One of them is totally hypothetical, and the other was a perfect storm.

The hypothetical is the Laffer Curve. According to this monstrosity - for which Jude Wanniski's moldering corpse should be dug up and desecrated, as a warning to the others - there is one "perfect" tax rate that maximizes tax revenues. Below that rate you are leaving money on the table. Above it, the effect depends on who you're talking to. One version says a too-high tax rate disincentivizes work; the other says it incentivizes tax evasion. Naturally, this can be debunked:

1) Because every person has a different set of deductions, credits, legal tax dodges etc, every person's effective rate is different. Hence, you can't just pull a number out of the air and say, "eureka! The perfect tax rate!"

2) If someone is actually prone to either tax evasion or work evasion, they're going to do it no matter how low the tax rate gets.

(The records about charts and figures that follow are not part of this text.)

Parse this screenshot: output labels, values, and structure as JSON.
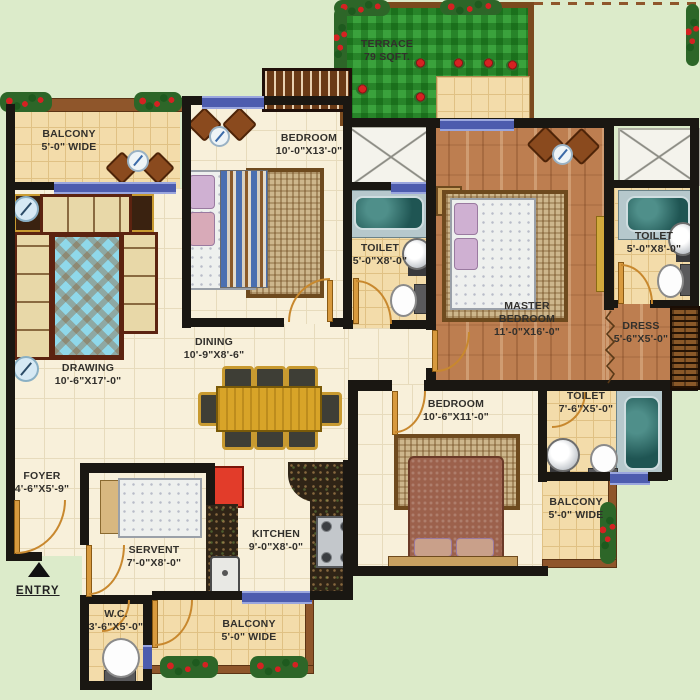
{
  "colors": {
    "background": "#dcebca",
    "wall": "#1a1712",
    "window": "#4d5cae",
    "floor_tile": "#f8f0da",
    "balcony_tile": "#f3dcaa",
    "wood_floor": "#bd7e50",
    "terrace_green": "#3aa23c",
    "flower_red": "#d42222"
  },
  "rooms": {
    "balcony_tl": {
      "name": "BALCONY",
      "dim": "5'-0\" WIDE"
    },
    "drawing": {
      "name": "DRAWING",
      "dim": "10'-6\"X17'-0\""
    },
    "bedroom_top": {
      "name": "BEDROOM",
      "dim": "10'-0\"X13'-0\""
    },
    "terrace": {
      "name": "TERRACE",
      "dim": "79 SQFT."
    },
    "toilet_left": {
      "name": "TOILET",
      "dim": "5'-0\"X8'-0\""
    },
    "master_bedroom": {
      "name": "MASTER BEDROOM",
      "dim": "11'-0\"X16'-0\""
    },
    "toilet_right": {
      "name": "TOILET",
      "dim": "5'-0\"X8'-0\""
    },
    "dress": {
      "name": "DRESS",
      "dim": "5'-6\"X5'-0\""
    },
    "dining": {
      "name": "DINING",
      "dim": "10'-9\"X8'-6\""
    },
    "bedroom_bottom": {
      "name": "BEDROOM",
      "dim": "10'-6\"X11'-0\""
    },
    "toilet_bottom": {
      "name": "TOILET",
      "dim": "7'-6\"X5'-0\""
    },
    "balcony_br": {
      "name": "BALCONY",
      "dim": "5'-0\" WIDE"
    },
    "foyer": {
      "name": "FOYER",
      "dim": "4'-6\"X5'-9\""
    },
    "servent": {
      "name": "SERVENT",
      "dim": "7'-0\"X8'-0\""
    },
    "kitchen": {
      "name": "KITCHEN",
      "dim": "9'-0\"X8'-0\""
    },
    "wc": {
      "name": "W.C.",
      "dim": "3'-6\"X5'-0\""
    },
    "balcony_bottom": {
      "name": "BALCONY",
      "dim": "5'-0\" WIDE"
    }
  },
  "entry_label": "ENTRY"
}
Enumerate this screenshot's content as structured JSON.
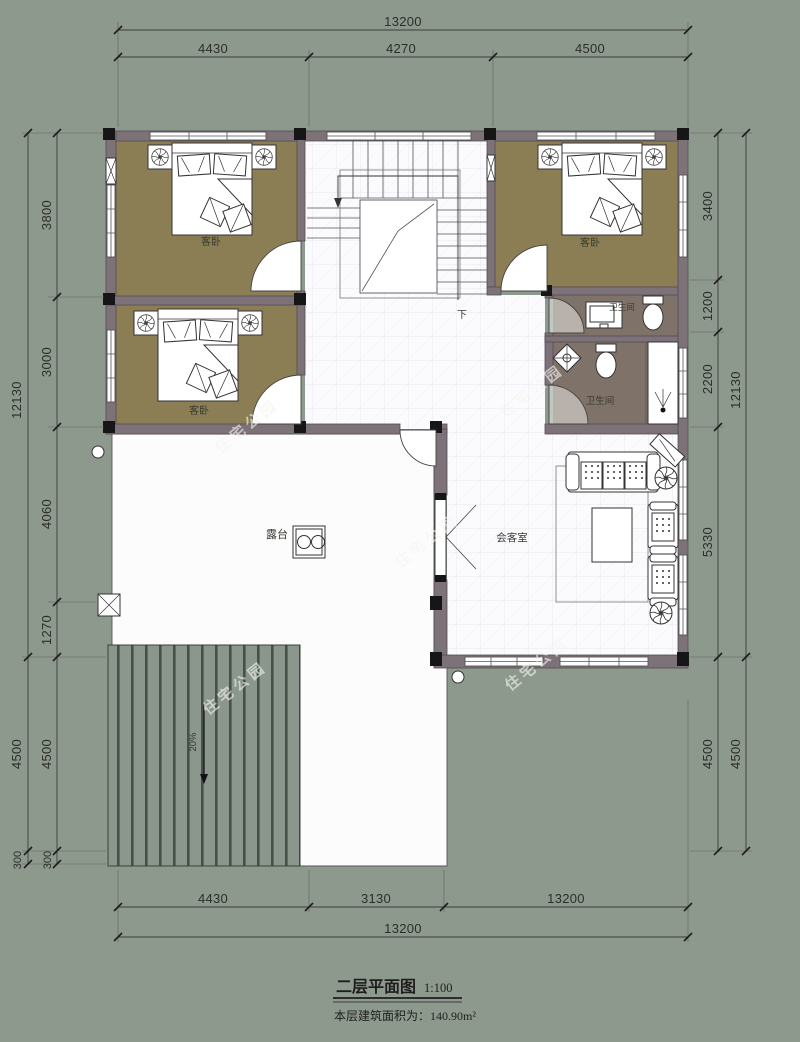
{
  "title_block": {
    "title": "二层平面图",
    "scale": "1:100",
    "area_label": "本层建筑面积为：140.90m²"
  },
  "watermark_text": "住宅公园",
  "rooms": {
    "bedroom_top_left": "客卧",
    "bedroom_mid_left": "客卧",
    "bedroom_top_right": "客卧",
    "bath_upper": "卫生间",
    "bath_lower": "卫生间",
    "living_room": "会客室",
    "terrace": "露台",
    "stairs_down": "下",
    "roof_slope": "20%"
  },
  "dimensions": {
    "top": {
      "overall": "13200",
      "segments": [
        "4430",
        "4270",
        "4500"
      ]
    },
    "bottom": {
      "segments": [
        "4430",
        "3130",
        "5640"
      ],
      "overall": "13200"
    },
    "left": {
      "outer": [
        "12130",
        "4500",
        "300"
      ],
      "inner": [
        "3800",
        "3000",
        "4060",
        "1270",
        "4500",
        "300"
      ]
    },
    "right": {
      "inner": [
        "3400",
        "1200",
        "2200",
        "5330",
        "4500"
      ],
      "outer": [
        "12130",
        "4500"
      ]
    }
  },
  "colors": {
    "background": "#8e998e",
    "wall": "#7d7278",
    "bedroom_floor": "#8c7e54",
    "bath_floor": "#7f7268",
    "roof_stripe": "#45504a"
  }
}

The perfect storm was JFK's tax cut, which won't happen again for two reasons: the tax rate now isn't high enough (cutting the top marginal tax rate by 20 percentage points in 2017 would mean we'd have to pay Paris Hilton for being rich; in the 1960s, the rate AFTER the cut was seventy percent) and the cut did two things - gave the taxpayer enough of a savings he could invest it in large capital equipment like those crazy new "computer" things everyone was talking about, and left the government with enough money to bolt Neil Armstrong into a rocket and fire him at the moon.